Il semblerait que l'affaire ait commencé sur la question du choix entre l'association à l'Union européenne ou l'Union asiatique que Poutine essaie de construire. Mais là aussi, l'affaire n'est pas très claire dans la crise qui a abouti à la révolution de Maïdan et la destitution de Ianoukovitch en février 2014. L'Ukraine semble vouloir profiter de l'alliance avec l'Union européenne, sans doute pour bénéficier d'aides au développement, comme ce fut le cas pour la Pologne, qui soutient l'Ukraine en ce sens. Or, il est peu probable que ce soit réellement envisagé par l'UE, du fait de la situation économique générale. D'ailleurs, c'est plutôt la Russie qui remplirait les conditions d'entrée dans l'Union européenne.
Mais en dernière analyse, la situation de crise économique ukrainienne, comme chacun sait, réside surtout dans les difficultés du pays à payer sa facture de gaz russe. L'époque où le gaz russe à destination de l'Europe de l'ouest passait à 80 % par l'Ukraine est terminée. Cette source de revenu et ce moyen de pression disparaît. Ce qui est étrange, c'est que l'Ukraine semble vouloir bénéficier des tarifs préférentiels de l'ancienne URSS, ou de la nouvelle Union asiatique de Poutine, tout en faisant partie de l'Union européenne, et en se revendiquant de l'économie de marché. On verra. La période hivernale sera cruciale.
La tension internationale issue de cette crise engendre une situation dont on se serait bien passé dans le contexte international. Les sanctions contre la Russie provoquent des rétorsions de sa part, dont les effets se font sentir sur les agriculteurs européens. Les Occidentaux sont un peu trop optimistes sur ce sujet. Les Européens dépendent de la Russie, comme client ou comme fournisseurs, au moins autant que l'inverse. La Russie était déjà en cours de recherche de débouchés extérieurs, comme la Chine, l'Iran. Toute une série de pays émergents sont encore disponibles.
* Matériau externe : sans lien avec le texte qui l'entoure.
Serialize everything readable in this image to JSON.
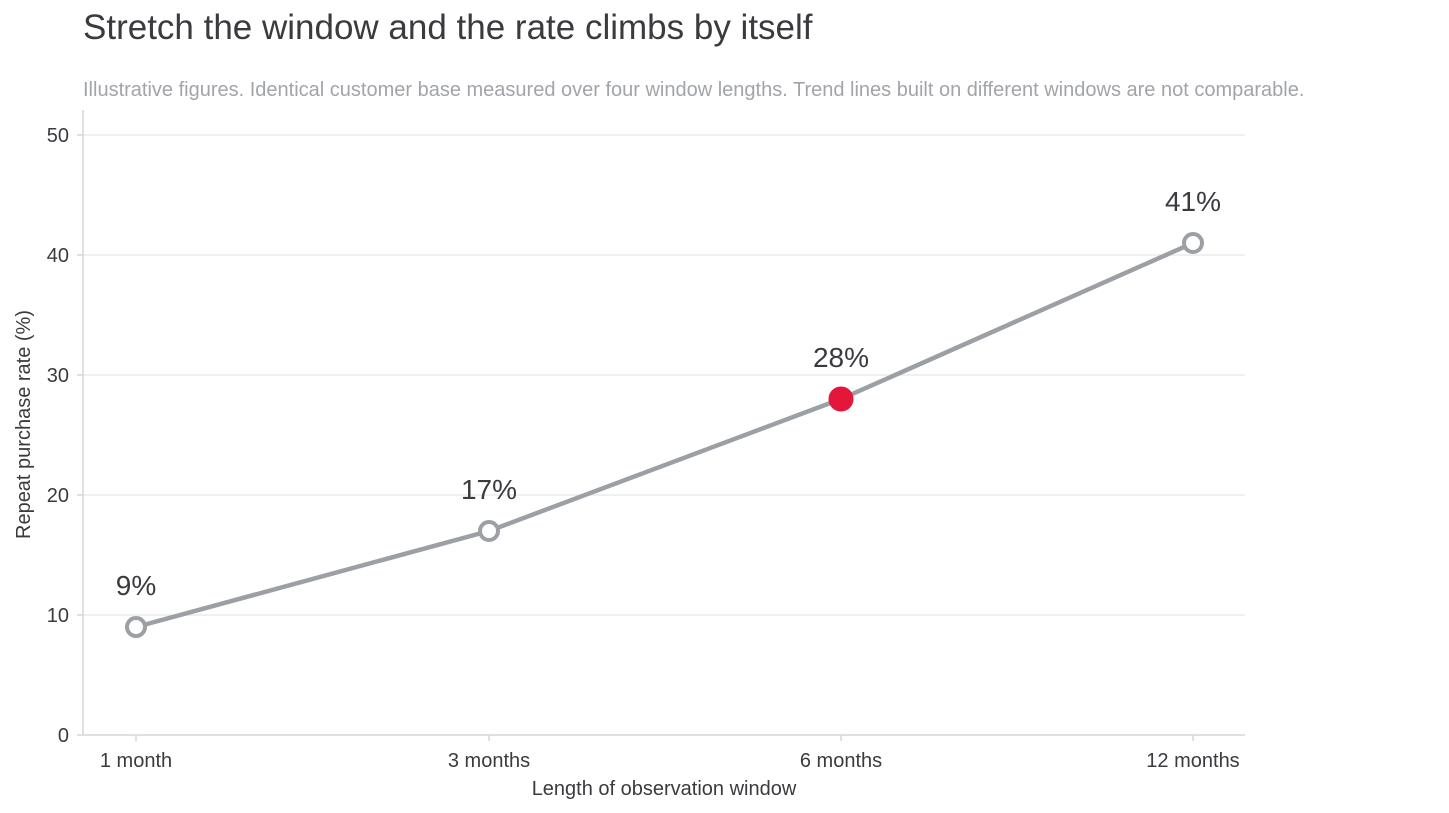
{
  "chart_data": {
    "type": "line",
    "title": "Stretch the window and the rate climbs by itself",
    "subtitle": "Illustrative figures. Identical customer base measured over four window lengths. Trend lines built on different windows are not comparable.",
    "xlabel": "Length of observation window",
    "ylabel": "Repeat purchase rate (%)",
    "categories": [
      "1 month",
      "3 months",
      "6 months",
      "12 months"
    ],
    "values": [
      9,
      17,
      28,
      41
    ],
    "data_labels": [
      "9%",
      "17%",
      "28%",
      "41%"
    ],
    "highlight_index": 2,
    "ylim": [
      0,
      50
    ],
    "yticks": [
      0,
      10,
      20,
      30,
      40,
      50
    ],
    "grid": "horizontal",
    "colors": {
      "line": "#9ca0a5",
      "highlight": "#e3173a",
      "grid": "#ececec",
      "axis": "#d4d6d9",
      "text": "#3a3b3e",
      "subtitle": "#a1a4a9"
    }
  }
}
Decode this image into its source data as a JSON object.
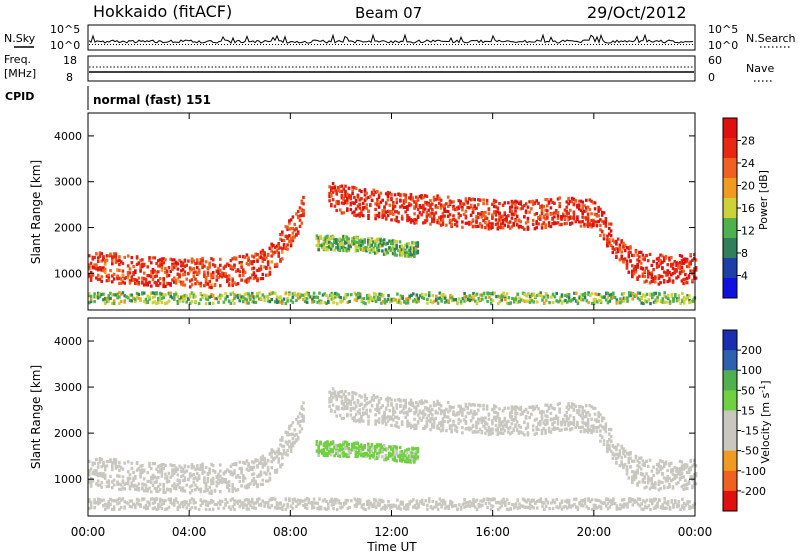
{
  "header": {
    "station": "Hokkaido (fitACF)",
    "beam": "Beam 07",
    "date": "29/Oct/2012"
  },
  "noise_panel": {
    "left_label": "N.Sky",
    "right_label": "N.Search",
    "left_ticks": [
      "10^5",
      "10^0"
    ],
    "right_ticks": [
      "10^5",
      "10^0"
    ]
  },
  "freq_panel": {
    "left_label_line1": "Freq.",
    "left_label_line2": "[MHz]",
    "right_label": "Nave",
    "left_ticks": [
      "18",
      "8"
    ],
    "right_ticks": [
      "60",
      "0"
    ]
  },
  "cpid_panel": {
    "label": "CPID",
    "value": "normal (fast) 151"
  },
  "colors": {
    "power_scale": [
      "#1010e0",
      "#1f3fa8",
      "#2f7f5a",
      "#4fb04f",
      "#cdd23a",
      "#f09a20",
      "#f06020",
      "#e82810",
      "#e01010"
    ],
    "velocity_scale": [
      "#e01010",
      "#f06020",
      "#f09a20",
      "#c8c8c0",
      "#c8c8c0",
      "#6fd040",
      "#4fb04f",
      "#2f60b0",
      "#1a2fb0"
    ]
  },
  "chart_data": [
    {
      "type": "heatmap",
      "name": "power",
      "xlabel": "",
      "ylabel": "Slant Range [km]",
      "x_ticks": [
        "00:00",
        "04:00",
        "08:00",
        "12:00",
        "16:00",
        "20:00",
        "00:00"
      ],
      "y_ticks": [
        1000,
        2000,
        3000,
        4000
      ],
      "xlim": [
        0,
        24
      ],
      "ylim": [
        200,
        4500
      ],
      "colorbar": {
        "label": "Power [dB]",
        "ticks": [
          4,
          8,
          12,
          16,
          20,
          24,
          28
        ],
        "range": [
          0,
          32
        ]
      },
      "bands": [
        {
          "name": "day-echo-band",
          "x": [
            0,
            1,
            2,
            3,
            4,
            5,
            6,
            7,
            7.5,
            8,
            8.5
          ],
          "y_center": [
            1150,
            1100,
            1050,
            1000,
            1000,
            1000,
            1050,
            1200,
            1500,
            1900,
            2400
          ],
          "level": 26
        },
        {
          "name": "evening-echo-band",
          "x": [
            9.5,
            11,
            13,
            15,
            17,
            19,
            20,
            20.5,
            21,
            21.5,
            22,
            23,
            24
          ],
          "y_center": [
            2650,
            2500,
            2400,
            2300,
            2250,
            2350,
            2300,
            1900,
            1500,
            1200,
            1100,
            1050,
            1100
          ],
          "level": 27
        },
        {
          "name": "mid-range-echo",
          "x": [
            9,
            10,
            11,
            12,
            13
          ],
          "y_center": [
            1650,
            1650,
            1600,
            1550,
            1500
          ],
          "level": 13
        },
        {
          "name": "near-range-clutter",
          "x": [
            0,
            24
          ],
          "y_center": [
            450,
            450
          ],
          "level": 14
        }
      ]
    },
    {
      "type": "heatmap",
      "name": "velocity",
      "xlabel": "Time UT",
      "ylabel": "Slant Range [km]",
      "x_ticks": [
        "00:00",
        "04:00",
        "08:00",
        "12:00",
        "16:00",
        "20:00",
        "00:00"
      ],
      "y_ticks": [
        1000,
        2000,
        3000,
        4000
      ],
      "xlim": [
        0,
        24
      ],
      "ylim": [
        200,
        4500
      ],
      "colorbar": {
        "label": "Velocity [m s",
        "label_sup": "-1",
        "label_end": "]",
        "ticks": [
          200,
          100,
          50,
          15,
          -15,
          -50,
          -100,
          -200
        ],
        "range": [
          -250,
          250
        ]
      },
      "bands": [
        {
          "name": "day-echo-band",
          "x": [
            0,
            1,
            2,
            3,
            4,
            5,
            6,
            7,
            7.5,
            8,
            8.5
          ],
          "y_center": [
            1150,
            1100,
            1050,
            1000,
            1000,
            1000,
            1050,
            1200,
            1500,
            1900,
            2400
          ],
          "level": 0
        },
        {
          "name": "evening-echo-band",
          "x": [
            9.5,
            11,
            13,
            15,
            17,
            19,
            20,
            20.5,
            21,
            21.5,
            22,
            23,
            24
          ],
          "y_center": [
            2650,
            2500,
            2400,
            2300,
            2250,
            2350,
            2300,
            1900,
            1500,
            1200,
            1100,
            1050,
            1100
          ],
          "level": 0
        },
        {
          "name": "mid-range-echo",
          "x": [
            9,
            10,
            11,
            12,
            13
          ],
          "y_center": [
            1650,
            1650,
            1600,
            1550,
            1500
          ],
          "level": 40
        },
        {
          "name": "near-range-clutter",
          "x": [
            0,
            24
          ],
          "y_center": [
            450,
            450
          ],
          "level": -60
        }
      ]
    }
  ]
}
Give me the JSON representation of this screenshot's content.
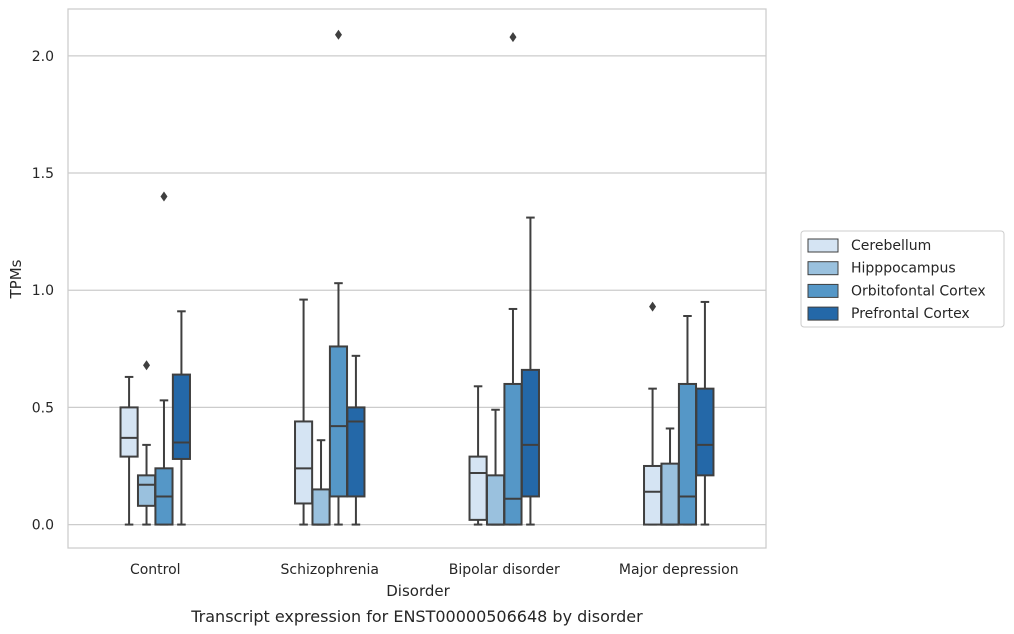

La diplomatie russe a une carte à jouer pour renforcer son autonomie dans le cadre du multilatéralisme. L'affaire de Syrie pourrait même lui permettre de jouer une carte décisive pour reprendre pied dans la région, jusqu'en Irak et au Kurdistan. Les erreurs des Américains dans cette zone pourraient se terminer par leur débâcle stratégique.